I was gagged by a military court in 2009. I had spilled no secrets. Rather I’d claimed Afghanistan occupation was an illegitimate, shambolic disaster. The keenest soldiers I know say the same, but I said it on television rather than in the regimental bar. I spent five months in a military jail over a banality. Others have faced similar or worse treatment.
The writer is veteran Joe Glenton.

From the same source, a shout out to Chelsea (formerly Bradley) Manning, one of the biggest truth tellers of our time

Heather Linebaugh...served in the US Air Force in drone intelligence between 2009 and 2012 and was "honourably" discharged....she fled to Canada, a place she felt safe to speak out from. She was good at her job, earning the nickname “Harbinger of Death” from her comrades. Not every assignment went smoothly, though: “One mission in particular, I remember that we were told to keep quiet about, and to this day, I can still not discuss it.” 
Heather says she challenged an officer of more senior rank on the issue. She asked what would happen if people spoke out about “sloppy strikes”. She was taken to her commander and warned about “talking recklessly” and asking “stupid questions”. 
In her unit there was a watchword used to keep people quite: Manning. “If we spoke out about certain missions to the general public, and definitely media, we would 'end up like Bradley Manning'." The effort to instil fear was being ramped up around the time she was leaving the military. "I saw quite a few posters going up with an image of the typical soldier sitting in a jail cell in handcuffs."
Then there's the recent blockbuster report on corporations (our real government, which does not in any way resemble democracy) infiltrating organizations that work for positive social change in order to spy on the participants. 

From Common Dreams, "Corporate Espionage and the Secret War Against Citizen Activism"

According to the study by the Center for Corporate Policy—a project of the Ralph Nader-affiliated Essential Action, today's 'Pinkerton Thugs' are staffed by former law enforcement, CIA, NSA, FBI and military employees, funded by some of the biggest-name corporations in the world, and backed by highly-secretive investigative firms that operate as spy agencies for the private sector. 
Titled Spooky Business, the 53-page study pieces together nearly 20 years of information exposing this hidden wing of the private sector, which its author Gary Ruskin says "is just the tip of the iceberg." While targets run the gamut, from anti-war to workers' rights groups to environmental organizations, they appear to have one thing in common: they are perceived as a threat to the corporate bottom-line.
One last item, this one in the category of super secret treaties your government is negotiating to crash life on this planet via giving corporations control over food and information, among other things.
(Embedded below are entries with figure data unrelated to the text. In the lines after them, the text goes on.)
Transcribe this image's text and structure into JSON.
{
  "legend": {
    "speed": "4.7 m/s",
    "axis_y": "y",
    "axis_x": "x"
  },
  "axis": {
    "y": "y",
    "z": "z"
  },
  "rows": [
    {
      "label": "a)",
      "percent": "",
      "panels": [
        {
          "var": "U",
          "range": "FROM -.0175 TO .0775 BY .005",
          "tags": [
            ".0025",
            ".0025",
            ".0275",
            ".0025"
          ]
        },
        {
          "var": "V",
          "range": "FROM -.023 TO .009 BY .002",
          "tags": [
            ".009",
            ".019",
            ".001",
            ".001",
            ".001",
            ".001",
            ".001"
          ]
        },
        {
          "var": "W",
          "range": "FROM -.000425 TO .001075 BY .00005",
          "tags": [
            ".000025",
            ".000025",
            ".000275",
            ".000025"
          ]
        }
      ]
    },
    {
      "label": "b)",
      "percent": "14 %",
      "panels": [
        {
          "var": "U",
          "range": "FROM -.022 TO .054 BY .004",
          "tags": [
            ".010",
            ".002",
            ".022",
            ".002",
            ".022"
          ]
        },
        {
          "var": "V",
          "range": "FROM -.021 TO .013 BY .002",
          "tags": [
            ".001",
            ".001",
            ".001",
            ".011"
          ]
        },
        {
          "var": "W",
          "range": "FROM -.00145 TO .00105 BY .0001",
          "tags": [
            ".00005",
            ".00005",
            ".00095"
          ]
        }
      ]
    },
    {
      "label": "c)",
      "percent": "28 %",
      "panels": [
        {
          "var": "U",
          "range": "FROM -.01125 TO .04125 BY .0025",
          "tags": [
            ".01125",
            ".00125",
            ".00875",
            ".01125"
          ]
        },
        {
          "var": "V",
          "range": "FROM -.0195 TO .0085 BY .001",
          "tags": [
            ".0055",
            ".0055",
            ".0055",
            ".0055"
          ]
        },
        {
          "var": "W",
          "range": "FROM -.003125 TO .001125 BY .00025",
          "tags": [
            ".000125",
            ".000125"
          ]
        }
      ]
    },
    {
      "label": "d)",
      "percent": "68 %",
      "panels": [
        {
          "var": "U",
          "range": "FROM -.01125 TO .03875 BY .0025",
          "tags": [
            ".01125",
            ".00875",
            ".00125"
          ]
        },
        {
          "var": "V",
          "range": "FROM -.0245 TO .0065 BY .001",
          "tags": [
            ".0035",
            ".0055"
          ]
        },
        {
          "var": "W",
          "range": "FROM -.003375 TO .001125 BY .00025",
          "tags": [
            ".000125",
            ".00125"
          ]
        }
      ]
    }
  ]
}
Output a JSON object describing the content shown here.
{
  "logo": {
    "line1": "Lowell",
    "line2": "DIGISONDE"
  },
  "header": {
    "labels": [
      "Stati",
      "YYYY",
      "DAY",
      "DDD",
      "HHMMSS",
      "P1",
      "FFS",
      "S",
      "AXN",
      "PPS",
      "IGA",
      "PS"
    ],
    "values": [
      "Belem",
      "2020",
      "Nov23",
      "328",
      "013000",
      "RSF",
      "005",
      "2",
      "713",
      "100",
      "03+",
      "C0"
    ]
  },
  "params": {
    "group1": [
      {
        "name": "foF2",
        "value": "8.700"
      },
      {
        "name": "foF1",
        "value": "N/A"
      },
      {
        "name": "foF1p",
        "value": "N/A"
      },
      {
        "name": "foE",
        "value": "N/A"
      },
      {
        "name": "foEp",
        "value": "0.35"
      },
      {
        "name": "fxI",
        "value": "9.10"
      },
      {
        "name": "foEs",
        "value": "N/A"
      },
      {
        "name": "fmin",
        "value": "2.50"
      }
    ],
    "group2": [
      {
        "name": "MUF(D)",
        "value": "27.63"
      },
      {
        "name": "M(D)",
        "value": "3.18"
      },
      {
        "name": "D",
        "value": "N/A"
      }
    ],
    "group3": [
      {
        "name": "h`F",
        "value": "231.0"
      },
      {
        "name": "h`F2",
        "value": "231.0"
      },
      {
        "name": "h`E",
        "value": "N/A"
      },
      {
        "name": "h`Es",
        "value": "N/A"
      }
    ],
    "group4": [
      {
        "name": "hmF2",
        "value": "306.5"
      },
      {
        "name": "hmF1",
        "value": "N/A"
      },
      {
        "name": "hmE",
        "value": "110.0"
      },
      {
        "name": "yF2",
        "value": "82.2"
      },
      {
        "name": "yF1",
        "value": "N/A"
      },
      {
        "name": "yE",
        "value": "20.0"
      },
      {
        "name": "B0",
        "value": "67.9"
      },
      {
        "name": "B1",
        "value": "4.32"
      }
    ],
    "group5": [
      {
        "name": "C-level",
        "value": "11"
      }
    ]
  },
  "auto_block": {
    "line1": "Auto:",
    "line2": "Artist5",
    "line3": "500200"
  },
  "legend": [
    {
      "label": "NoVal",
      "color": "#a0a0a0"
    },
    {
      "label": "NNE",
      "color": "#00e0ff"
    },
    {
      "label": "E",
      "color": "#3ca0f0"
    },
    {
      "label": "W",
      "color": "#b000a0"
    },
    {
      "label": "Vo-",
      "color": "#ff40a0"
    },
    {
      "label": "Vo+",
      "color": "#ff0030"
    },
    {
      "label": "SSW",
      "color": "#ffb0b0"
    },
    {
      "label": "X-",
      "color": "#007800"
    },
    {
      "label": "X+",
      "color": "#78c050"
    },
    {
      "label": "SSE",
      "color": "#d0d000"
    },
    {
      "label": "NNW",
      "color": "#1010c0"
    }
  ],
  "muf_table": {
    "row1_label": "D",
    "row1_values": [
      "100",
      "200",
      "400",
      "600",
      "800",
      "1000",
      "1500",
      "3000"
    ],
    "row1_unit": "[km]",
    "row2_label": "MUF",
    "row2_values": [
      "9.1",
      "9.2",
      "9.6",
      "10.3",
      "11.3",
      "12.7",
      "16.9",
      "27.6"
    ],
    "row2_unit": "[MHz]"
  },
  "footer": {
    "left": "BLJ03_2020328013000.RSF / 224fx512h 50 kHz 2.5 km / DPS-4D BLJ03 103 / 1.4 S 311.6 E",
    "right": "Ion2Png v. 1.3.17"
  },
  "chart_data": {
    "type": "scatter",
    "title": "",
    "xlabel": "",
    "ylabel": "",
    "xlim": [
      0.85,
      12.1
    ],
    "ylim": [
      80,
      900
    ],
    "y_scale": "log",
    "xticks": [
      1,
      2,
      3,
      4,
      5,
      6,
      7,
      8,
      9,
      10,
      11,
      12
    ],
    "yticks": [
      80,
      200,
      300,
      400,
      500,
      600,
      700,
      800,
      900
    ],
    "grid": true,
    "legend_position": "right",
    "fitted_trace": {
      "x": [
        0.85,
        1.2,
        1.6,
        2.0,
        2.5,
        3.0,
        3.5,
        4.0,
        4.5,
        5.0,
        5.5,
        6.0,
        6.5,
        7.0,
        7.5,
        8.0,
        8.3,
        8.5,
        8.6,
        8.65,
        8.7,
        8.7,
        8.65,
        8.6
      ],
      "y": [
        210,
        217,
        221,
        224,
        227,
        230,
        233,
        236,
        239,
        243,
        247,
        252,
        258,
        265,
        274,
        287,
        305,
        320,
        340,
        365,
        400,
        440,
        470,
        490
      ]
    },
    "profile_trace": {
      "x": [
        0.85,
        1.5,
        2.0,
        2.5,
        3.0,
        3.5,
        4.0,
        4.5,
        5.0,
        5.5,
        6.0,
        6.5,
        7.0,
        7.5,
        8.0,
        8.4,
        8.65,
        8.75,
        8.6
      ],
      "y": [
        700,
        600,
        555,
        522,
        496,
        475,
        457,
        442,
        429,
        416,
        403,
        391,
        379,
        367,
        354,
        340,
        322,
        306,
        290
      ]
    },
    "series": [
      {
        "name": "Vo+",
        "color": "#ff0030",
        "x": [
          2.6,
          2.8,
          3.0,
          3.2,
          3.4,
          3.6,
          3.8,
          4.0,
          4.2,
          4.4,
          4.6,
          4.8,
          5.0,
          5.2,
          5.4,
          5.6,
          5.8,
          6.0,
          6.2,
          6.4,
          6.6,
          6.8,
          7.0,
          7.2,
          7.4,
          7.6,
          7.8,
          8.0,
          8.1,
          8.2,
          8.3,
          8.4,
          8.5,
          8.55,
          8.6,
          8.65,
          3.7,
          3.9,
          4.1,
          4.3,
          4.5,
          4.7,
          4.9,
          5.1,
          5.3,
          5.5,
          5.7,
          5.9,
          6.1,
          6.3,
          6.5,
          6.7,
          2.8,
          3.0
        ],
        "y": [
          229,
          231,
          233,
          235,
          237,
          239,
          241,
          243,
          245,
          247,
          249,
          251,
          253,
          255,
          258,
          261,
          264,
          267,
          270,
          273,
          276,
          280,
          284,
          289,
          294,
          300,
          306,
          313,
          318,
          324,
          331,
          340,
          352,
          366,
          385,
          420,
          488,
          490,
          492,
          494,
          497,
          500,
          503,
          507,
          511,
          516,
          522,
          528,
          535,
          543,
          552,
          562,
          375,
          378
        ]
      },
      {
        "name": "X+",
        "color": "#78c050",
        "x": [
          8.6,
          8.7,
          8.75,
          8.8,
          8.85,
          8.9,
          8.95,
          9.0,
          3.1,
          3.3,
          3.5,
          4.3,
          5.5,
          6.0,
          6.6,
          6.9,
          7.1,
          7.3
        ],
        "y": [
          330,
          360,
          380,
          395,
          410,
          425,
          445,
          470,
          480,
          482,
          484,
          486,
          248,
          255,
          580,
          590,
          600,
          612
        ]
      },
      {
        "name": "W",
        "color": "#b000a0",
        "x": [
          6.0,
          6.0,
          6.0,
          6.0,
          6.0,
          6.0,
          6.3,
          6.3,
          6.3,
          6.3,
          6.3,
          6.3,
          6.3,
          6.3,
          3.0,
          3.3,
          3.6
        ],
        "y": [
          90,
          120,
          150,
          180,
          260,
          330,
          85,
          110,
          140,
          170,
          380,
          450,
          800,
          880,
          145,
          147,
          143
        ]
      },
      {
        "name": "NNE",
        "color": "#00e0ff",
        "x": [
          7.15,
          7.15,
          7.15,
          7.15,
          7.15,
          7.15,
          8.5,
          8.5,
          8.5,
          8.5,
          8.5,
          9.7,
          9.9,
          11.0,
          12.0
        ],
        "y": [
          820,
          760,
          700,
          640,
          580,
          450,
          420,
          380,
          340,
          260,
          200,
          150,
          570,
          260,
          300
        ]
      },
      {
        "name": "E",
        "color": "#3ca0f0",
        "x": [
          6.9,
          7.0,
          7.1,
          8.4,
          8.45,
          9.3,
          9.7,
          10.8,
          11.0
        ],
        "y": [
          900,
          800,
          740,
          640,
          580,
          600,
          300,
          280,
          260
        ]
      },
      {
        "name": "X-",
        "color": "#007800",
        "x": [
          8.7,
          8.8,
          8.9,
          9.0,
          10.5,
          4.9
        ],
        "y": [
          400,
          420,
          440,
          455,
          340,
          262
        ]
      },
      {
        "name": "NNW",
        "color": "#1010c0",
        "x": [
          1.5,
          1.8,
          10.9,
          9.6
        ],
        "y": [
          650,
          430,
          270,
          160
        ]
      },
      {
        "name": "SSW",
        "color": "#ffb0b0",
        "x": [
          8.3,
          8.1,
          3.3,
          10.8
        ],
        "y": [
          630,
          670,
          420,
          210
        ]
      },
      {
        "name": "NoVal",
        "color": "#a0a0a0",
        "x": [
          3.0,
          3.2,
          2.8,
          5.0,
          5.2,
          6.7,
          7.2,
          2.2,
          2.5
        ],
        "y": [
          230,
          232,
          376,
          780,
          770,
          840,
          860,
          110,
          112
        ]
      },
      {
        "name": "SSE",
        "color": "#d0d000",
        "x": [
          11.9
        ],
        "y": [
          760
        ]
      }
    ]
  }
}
Never heard of the Trans-Pacific Partnership? That's no accident. 

From Common Dreams "Monsanto, the TPP, and Global Food Dominance":
Control oil and you control nations,” said US Secretary of State Henry Kissinger in the 1970s. "Control food and you control the people.”
I could go on like this all day, but I have some potatoes to mash.

So that's why I am thankful today for the internet and Wikileaks, for Edward Snowden, for my fellow citizen journalists, and for Chelsea Manning -- celebrating yet another birthday in jail for telling us the truth about U.S. war crimes.